Critically acclaimed designer Marloes ten Bhömer produces shoes that are both provocative and otherworldly. Her work fuses artistic and technological experiment in order to discover shoes anew. Ten Bhömer’s work has been exhibited in museums and galleries internationally and she gives lectures about her work worldwide. She takes on challenging commissions from galleries and private clients.
“If the key commandment of glamorous, upscale shoe design for women is to amplify and exaggerate the curves of the human foot, ten Bhömer’s shoes are riotous and sensuous sinners” Shumon Basar, design and architecture critic.

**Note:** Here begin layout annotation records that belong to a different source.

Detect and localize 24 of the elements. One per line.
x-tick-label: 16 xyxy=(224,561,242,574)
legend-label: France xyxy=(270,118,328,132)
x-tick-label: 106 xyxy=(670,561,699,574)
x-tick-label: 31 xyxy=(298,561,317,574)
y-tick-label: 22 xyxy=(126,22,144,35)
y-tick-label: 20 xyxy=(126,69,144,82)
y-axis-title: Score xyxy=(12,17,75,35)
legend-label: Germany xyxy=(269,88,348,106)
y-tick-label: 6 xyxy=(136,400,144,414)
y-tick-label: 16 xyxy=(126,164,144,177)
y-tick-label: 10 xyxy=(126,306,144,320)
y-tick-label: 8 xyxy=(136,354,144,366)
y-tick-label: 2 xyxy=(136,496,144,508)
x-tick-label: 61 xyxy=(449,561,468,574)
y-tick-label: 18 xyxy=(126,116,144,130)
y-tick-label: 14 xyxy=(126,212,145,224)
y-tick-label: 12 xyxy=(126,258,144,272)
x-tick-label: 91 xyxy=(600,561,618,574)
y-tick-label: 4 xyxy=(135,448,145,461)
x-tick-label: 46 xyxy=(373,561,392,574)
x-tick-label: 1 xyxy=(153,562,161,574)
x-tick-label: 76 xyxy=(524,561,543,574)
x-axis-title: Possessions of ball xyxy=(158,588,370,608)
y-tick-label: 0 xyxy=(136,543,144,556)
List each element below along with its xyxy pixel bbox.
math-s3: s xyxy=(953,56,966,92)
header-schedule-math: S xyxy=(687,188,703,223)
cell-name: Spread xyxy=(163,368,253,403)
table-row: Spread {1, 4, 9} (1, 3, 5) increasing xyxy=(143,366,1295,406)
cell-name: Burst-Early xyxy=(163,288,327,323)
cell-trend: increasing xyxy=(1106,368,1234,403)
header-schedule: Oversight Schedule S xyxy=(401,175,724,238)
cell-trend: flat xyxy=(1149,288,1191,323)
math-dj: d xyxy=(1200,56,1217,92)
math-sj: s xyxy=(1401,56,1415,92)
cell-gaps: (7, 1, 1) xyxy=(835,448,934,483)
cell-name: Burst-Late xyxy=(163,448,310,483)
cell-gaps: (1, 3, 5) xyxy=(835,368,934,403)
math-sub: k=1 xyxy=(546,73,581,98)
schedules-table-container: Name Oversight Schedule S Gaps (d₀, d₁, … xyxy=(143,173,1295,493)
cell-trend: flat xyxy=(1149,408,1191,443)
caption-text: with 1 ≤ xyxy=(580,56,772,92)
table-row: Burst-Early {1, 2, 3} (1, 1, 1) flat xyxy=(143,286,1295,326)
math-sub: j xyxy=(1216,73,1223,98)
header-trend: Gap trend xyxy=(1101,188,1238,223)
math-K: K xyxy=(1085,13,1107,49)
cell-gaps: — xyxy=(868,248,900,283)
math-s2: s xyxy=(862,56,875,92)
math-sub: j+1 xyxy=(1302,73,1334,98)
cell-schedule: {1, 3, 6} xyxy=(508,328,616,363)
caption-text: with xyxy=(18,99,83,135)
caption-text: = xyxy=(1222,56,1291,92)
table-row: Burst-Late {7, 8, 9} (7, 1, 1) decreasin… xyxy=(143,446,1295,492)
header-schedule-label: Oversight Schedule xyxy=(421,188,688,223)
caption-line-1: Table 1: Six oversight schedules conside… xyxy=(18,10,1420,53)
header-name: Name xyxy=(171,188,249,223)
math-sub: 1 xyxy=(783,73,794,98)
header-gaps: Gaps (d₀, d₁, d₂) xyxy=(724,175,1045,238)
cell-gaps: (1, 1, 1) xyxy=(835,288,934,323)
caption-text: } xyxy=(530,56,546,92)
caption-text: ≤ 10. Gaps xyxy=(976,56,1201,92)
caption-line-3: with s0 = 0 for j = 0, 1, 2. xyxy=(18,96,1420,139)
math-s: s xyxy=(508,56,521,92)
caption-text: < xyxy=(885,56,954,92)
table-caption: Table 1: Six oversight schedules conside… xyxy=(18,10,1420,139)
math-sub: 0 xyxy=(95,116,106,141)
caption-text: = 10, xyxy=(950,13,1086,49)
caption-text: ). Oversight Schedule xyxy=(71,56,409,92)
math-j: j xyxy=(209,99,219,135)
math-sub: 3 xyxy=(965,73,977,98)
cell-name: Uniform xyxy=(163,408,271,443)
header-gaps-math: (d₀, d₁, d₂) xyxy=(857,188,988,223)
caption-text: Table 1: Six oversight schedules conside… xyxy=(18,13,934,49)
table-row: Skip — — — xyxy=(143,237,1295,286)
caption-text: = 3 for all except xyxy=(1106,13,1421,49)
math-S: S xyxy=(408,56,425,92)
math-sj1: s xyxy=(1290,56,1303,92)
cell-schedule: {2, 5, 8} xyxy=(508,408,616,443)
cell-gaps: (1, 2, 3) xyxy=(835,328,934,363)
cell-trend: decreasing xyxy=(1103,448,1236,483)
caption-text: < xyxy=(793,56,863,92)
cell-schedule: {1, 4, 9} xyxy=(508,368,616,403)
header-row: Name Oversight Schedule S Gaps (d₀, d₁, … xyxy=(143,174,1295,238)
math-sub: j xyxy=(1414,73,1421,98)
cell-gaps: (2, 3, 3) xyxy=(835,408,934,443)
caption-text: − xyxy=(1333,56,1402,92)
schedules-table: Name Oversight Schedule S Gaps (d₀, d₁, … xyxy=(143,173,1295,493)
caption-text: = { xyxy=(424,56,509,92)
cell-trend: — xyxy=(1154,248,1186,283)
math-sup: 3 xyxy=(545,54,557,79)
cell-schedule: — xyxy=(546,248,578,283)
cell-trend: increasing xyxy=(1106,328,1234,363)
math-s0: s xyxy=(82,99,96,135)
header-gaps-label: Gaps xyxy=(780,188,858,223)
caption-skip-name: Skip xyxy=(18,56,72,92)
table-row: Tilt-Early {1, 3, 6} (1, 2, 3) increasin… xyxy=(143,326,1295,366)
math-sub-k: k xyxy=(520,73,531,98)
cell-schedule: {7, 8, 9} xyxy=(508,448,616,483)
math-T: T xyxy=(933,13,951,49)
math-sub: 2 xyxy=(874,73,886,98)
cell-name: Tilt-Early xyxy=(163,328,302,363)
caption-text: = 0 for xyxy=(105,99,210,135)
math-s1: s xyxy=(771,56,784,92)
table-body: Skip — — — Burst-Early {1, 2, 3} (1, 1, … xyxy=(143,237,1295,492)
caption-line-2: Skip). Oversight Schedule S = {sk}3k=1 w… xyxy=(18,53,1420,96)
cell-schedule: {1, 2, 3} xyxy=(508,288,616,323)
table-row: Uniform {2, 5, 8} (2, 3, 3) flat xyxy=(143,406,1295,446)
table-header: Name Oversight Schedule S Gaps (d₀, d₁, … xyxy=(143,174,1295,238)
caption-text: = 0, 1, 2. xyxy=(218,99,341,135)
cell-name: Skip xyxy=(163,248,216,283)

Materials: Stainless steel and leather/ The MARLOESTENBHÖMER™ leather-mâché technique is a leather laminating technique, which abolishes the use of a shoe upper pattern and allows for a varied wall thickness of the shoe. Redmâchéshoe uses rather big sheets of leather, defining the heel and abstracting the toe. The heel is a reinforced sheet of leather, attached to the side of the shoe curving down underneath the heel of the foot.
Materials: Vegetable tanned leather and carbon fibre/ Sections of vegetable tanned leather, pre-formed on a variety of shoe lasts (mould that is shaped in the form of an abstracted foot), are cut and assembled to create a fractured shoe. Even though its form is distorted, one can still recover the shapes of the lasts that the parts were constructed on initially.
left: Carbonfibreshoe #1
Materials: Carbon fibre/ Shoes constructed from carbon fibre. The heels are placed on the side of the shoe, forcing the weight of the body to distribute of from side to side when walking.
Materials: Leather/ Study that explores the possible formal qualities when producing “Noheelsshoe” in rotating mould. Rotational moulding is a process in which a negative mould is filled with a small amount liquid and as the mould starts to rotate, this material solidifies against the inner walls of the mould, forming a shell, a hollow form.